A small demo you can reproduce locally
1) Create two “receipt batches”
mkdir -p batch1 batch2 # Example files (pretend these are scanned images or PDFs) echo "VENDOR=A;TOTAL=19.99;DATE=2026-04-01" > batch1/receipt.txt echo "Signed note for batch 1" > batch1/notes.txt echo "VENDOR=A;TOTAL=42.00;DATE=2026-04-02" > batch2/receipt.txt echo "Signed note for batch 2" > batch2/notes.txt
2) Build metadata for the first batch
python3 provenance_build.py --folder batch1 --out batch1/meta1.json --prev /tmp/does_not_exist_prev.json
Since --prev doesn’t exist, the script uses a genesis-based previous chain root.
3) Build metadata for the second batch
python3 provenance_build.py --folder batch2 --out batch2/meta2.json --prev batch1/meta1.json
4) Verify both batches later
python3 provenance_verify.py --meta batch1/meta1.json --folder batch1 --prev-meta /tmp/does_not_exist_prev.json python3 provenance_verify.py --meta batch2/meta2.json --folder batch2 --prev-meta batch1/meta1.json
To simulate tampering, edit batch2/receipt.txt and rerun verification.
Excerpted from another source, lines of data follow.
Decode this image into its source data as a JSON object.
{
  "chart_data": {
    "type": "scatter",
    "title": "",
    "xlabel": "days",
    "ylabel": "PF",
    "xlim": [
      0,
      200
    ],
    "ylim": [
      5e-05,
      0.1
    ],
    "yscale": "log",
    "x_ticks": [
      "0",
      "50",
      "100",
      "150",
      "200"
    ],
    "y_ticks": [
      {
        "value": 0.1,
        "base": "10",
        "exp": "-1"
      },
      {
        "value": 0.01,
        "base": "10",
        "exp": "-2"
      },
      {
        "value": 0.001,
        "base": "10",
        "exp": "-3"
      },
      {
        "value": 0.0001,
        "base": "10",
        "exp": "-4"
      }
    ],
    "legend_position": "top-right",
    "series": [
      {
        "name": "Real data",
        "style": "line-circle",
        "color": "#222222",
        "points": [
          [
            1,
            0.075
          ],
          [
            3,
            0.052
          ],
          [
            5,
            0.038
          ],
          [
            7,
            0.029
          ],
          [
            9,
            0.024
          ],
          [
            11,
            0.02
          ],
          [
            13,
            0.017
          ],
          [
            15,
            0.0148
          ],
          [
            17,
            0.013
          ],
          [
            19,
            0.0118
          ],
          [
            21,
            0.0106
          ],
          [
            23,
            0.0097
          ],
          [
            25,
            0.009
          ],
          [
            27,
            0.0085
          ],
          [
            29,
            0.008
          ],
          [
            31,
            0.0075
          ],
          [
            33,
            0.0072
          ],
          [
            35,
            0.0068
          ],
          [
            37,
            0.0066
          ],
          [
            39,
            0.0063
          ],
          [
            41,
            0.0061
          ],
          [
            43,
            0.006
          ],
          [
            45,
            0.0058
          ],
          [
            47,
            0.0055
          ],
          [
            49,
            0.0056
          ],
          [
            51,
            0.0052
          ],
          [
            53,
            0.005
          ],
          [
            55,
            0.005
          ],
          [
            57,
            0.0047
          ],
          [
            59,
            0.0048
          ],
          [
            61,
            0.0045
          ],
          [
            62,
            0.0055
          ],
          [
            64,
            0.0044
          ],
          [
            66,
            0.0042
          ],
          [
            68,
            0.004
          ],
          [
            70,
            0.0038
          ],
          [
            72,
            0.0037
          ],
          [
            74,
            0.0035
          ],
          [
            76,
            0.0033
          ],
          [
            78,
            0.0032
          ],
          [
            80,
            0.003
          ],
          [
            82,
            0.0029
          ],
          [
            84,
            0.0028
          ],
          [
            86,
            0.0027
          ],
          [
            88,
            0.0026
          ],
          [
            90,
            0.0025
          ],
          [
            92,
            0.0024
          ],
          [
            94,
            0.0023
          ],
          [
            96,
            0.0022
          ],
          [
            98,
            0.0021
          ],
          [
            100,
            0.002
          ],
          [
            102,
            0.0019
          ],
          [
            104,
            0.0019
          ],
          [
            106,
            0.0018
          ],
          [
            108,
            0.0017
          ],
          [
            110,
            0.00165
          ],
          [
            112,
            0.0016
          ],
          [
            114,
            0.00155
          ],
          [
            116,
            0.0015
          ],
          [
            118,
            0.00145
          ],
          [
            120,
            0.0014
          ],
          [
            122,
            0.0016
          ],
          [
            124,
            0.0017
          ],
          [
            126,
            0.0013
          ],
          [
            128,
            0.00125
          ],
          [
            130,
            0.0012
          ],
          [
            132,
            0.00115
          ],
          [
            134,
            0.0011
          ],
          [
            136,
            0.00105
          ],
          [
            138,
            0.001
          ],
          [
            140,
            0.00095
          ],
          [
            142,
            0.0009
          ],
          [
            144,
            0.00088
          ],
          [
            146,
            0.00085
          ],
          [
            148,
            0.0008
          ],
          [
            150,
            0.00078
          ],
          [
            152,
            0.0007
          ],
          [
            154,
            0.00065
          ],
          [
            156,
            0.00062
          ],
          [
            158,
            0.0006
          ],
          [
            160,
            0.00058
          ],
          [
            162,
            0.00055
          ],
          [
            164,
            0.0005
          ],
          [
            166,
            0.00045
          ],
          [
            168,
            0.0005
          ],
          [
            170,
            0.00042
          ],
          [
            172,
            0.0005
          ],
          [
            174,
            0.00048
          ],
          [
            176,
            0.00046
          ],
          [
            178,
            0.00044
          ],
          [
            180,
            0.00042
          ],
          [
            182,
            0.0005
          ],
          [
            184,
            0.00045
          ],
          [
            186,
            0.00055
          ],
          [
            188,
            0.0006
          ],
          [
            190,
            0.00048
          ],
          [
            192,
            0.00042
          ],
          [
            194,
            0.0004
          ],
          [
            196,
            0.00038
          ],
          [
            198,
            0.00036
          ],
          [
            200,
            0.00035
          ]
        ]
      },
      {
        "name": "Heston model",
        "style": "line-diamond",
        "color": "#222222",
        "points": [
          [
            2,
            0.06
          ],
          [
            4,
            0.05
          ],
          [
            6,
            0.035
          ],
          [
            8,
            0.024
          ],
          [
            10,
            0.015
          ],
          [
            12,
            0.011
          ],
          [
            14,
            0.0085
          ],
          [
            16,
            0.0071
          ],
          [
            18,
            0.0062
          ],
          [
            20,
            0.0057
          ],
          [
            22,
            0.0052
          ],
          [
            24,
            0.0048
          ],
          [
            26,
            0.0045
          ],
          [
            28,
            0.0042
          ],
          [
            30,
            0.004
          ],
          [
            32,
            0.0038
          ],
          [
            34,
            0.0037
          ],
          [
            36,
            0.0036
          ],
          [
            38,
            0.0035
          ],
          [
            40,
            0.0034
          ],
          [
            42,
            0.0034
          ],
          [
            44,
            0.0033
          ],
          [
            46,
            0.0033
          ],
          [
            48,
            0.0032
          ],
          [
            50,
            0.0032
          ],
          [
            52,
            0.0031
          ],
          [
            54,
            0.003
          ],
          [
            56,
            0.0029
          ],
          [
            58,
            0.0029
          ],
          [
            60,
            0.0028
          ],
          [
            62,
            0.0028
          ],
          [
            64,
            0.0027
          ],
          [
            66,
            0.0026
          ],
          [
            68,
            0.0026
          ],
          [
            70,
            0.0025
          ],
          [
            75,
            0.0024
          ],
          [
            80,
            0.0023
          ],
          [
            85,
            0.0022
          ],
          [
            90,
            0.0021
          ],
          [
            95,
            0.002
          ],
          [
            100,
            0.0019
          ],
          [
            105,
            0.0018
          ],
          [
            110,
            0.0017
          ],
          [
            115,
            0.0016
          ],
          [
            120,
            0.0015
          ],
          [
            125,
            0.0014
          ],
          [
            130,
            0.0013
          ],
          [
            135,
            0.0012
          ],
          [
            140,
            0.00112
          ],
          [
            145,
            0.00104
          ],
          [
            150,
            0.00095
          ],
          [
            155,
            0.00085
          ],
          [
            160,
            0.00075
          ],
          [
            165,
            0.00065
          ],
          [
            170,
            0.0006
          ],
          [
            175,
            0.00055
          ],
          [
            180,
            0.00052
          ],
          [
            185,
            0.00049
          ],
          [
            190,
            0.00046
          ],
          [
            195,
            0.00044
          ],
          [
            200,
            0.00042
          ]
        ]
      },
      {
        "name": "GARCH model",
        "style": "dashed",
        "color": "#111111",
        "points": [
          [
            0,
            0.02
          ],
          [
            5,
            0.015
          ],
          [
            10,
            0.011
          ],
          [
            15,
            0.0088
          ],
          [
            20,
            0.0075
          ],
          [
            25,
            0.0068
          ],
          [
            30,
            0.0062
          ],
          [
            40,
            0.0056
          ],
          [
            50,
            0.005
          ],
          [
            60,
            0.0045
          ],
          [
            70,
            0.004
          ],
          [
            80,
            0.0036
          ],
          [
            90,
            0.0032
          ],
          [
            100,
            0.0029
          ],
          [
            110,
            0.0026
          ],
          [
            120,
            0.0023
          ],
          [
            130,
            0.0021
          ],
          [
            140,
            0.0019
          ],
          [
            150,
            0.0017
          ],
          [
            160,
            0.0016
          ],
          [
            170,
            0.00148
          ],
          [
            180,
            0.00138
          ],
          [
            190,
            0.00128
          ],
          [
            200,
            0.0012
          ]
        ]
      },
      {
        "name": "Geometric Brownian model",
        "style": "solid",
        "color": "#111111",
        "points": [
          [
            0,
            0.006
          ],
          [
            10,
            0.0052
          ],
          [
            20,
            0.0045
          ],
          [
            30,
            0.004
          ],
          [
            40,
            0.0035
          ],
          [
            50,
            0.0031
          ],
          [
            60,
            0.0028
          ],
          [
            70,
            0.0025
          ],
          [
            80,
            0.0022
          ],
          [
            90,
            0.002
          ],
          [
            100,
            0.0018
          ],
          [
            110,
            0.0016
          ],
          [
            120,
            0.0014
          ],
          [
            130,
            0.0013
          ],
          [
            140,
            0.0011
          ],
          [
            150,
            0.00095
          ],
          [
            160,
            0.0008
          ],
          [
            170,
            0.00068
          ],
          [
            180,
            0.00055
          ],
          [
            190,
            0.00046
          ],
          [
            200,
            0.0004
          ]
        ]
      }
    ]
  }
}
You’ll get a clear failure at the attachment hash stage or Merkle root stage—whichever comes first.
Why Merkle + chaining works well for air-gapped provenance
I found this combination especially practical:
- Merkle tree gives you a single compact fingerprint (
merkle_root_hex) for many attachments. - Hash chain of roots ties successive batches together so later records can’t be “replayed” without breaking the link.
- Offline verification is just recomputation: hashes in, proofs out.
This is a digital provenance mechanism that doesn’t require a blockchain, smart contracts, or any online services—yet it has the core property you want: any content change becomes detectable with high confidence.
Summary
I built an air-gapped digital provenance scheme for receipt packages using Merkleized attachment hashes and a chained Merkle root (root_chain_hex). The workflow is straightforward: hash each attachment, compute a Merkle root, chain it to the previous batch’s root, and write compact JSON metadata. Later, verification is deterministic and offline: recompute attachment hashes → recompute Merkle root → validate the chain link, giving strong tamper evidence for offline digital provenance.